Monday, February 13, 2012

Günter Agde and Alexander Schwarz: Die rote Traumfabrik: Meschrabpom-Film und Prometheus 1921–1936 [The Red Dream Factory: Mezhrabpom-Film and Prometheus 1921–1936] (a book)



Günter Agde and Alexander Schwarz: Die rote Traumfabrik: Meschrabpom-Film und Prometheus 1921–1936 [The Red Dream Factory: Mezhrabpom-Film and Prometheus 1921–1936]. Berlin: Stiftung Deutsche Kinemathek / Bertz + Fischer Verlag, 2012.

Contents include:

Rainer Rother: In Deutschland entschiedener Erfolg. Die Rezeption sowjetischer Filme in der Weimarer Republic. – The reception in Weimar Germany was seminal for Soviet cinema.

Alexander Schwarz: Von der Hungerhilfe zum roten Medienkonzern. – The origin of Mezhrabpom was in International Workers' Relief. The Russian name is an abbreviation of those three words.

Aleksandr Derjabin: Die verlorene Partie des Moisej Alejnikow. – The biography of the remarkable Soviet film producer Moisei Aleinikov.

Wolfgang Mühl-Benninghaus: Zur Geschichte von Prometheus-Film GmbH und Film-Kartell Weltfilm: Produktion, Verleih, Finanzierung. – The German Prometheus-Film was founded as a sister company to the International Workers' Relief.

Jekaterina Chochlowa: Das Studio der Meister: Filme und Schicksale. – Artists such as Protazanov, Kuleshov, Pudovkin, and Barnet at Mezhrabpom.

Günter Agde: Im Widerstreit der Bilder. Utopien und Topoi. – Utopia, Futurism, science fiction, modernity, revolution, machines, jazz, and harbour as motifs and topoi.

Valérie Pozner: Die Einführung des Tonfilms bei Meschrabpom-Film. – The first Soviet sound film: The Road to Life.

Wiktor Beljakow: Auftrag und Risiko: Farbe im Film. – The first Soviet colour film: Grunya Kornakova /  Nightingale.

Alexander Schwarz: Von Glühbirnen und Gletschern, Kombinaten und Kaffeesklaven: Ein Überblick über die Dokumentarfilm-Produktion – Mezhrabpom was a prominent production house of non-fiction, most famously of Three Songs of Lenin.

Barbara Wurm: Von Mechanik des Gehirns zu Vierzig Herzen. Meschrabpom-Flim und der Kulturfilm. – The German Kulturfilme were popular in the USSR, and Mezhrabpomfilm also produced Soviet Kulturfilme such as The Mechanism of the Brain based on the work of Ivan Pavlov.

Ralf Forster: Die Trickfilmmeister von der Leningrader Chaussee.

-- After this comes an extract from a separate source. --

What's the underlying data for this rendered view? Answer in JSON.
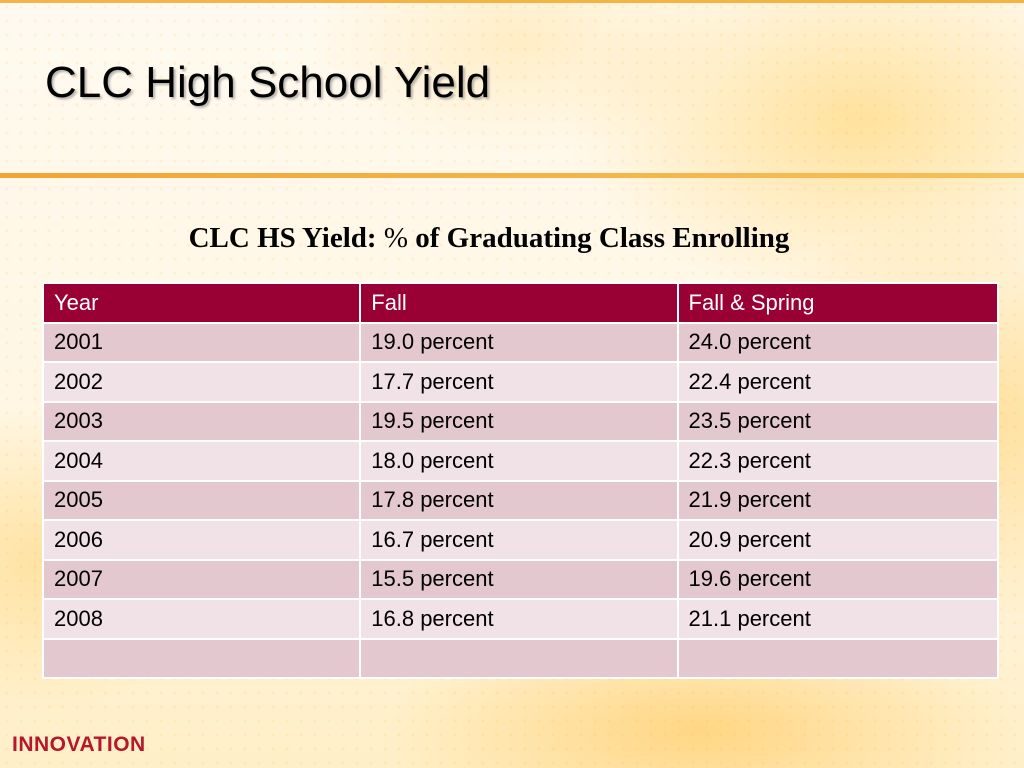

Wiege des sowjetischen Animationsfilms. – At the cradle of Soviet animation.

Günter Agde: Mit dem Blick nach Westen. – Collaborations with Western artists included films such as The Revolt of the Fishermen.

Alexander Schwarz, Valérie Pozner, Thomas Tode: Aktivitäten in den USA, in Frankreich und in Österreich. – Workers' International Relief was the pathbreaker of Soviet film import in the West, including the USA, France, and Austria.

An impressive hardcover book on the most visionary film company of the heroic era of Soviet cinema and its German brother company Prometheus-Films. The essays cover the main big themes, and there is a well-edited set of appendices including timelines, mini-biographies and a filmography edited by Alexander Schwarz and Aleksandr Derjabin with help from Yekaterina Khokholova covering 574 films produced by the eight different companies belonging to the Mezhrabpom concern. The films that have survived have been marked with an asterisk (but I noticed Belyi oryol / The White Eagle without an asterisk, although the movie has survived).

The handsome book has independent value as an art object because of its numerous colour reproductions of impressive and often rare posters from a remarkable era of film poster design. It's a collector's item.

The red dream was crushed in the 1930s in Russia under the wheels of the Stalinian-Zhdanovian cultural policy and in Germany when Hitler rose to power.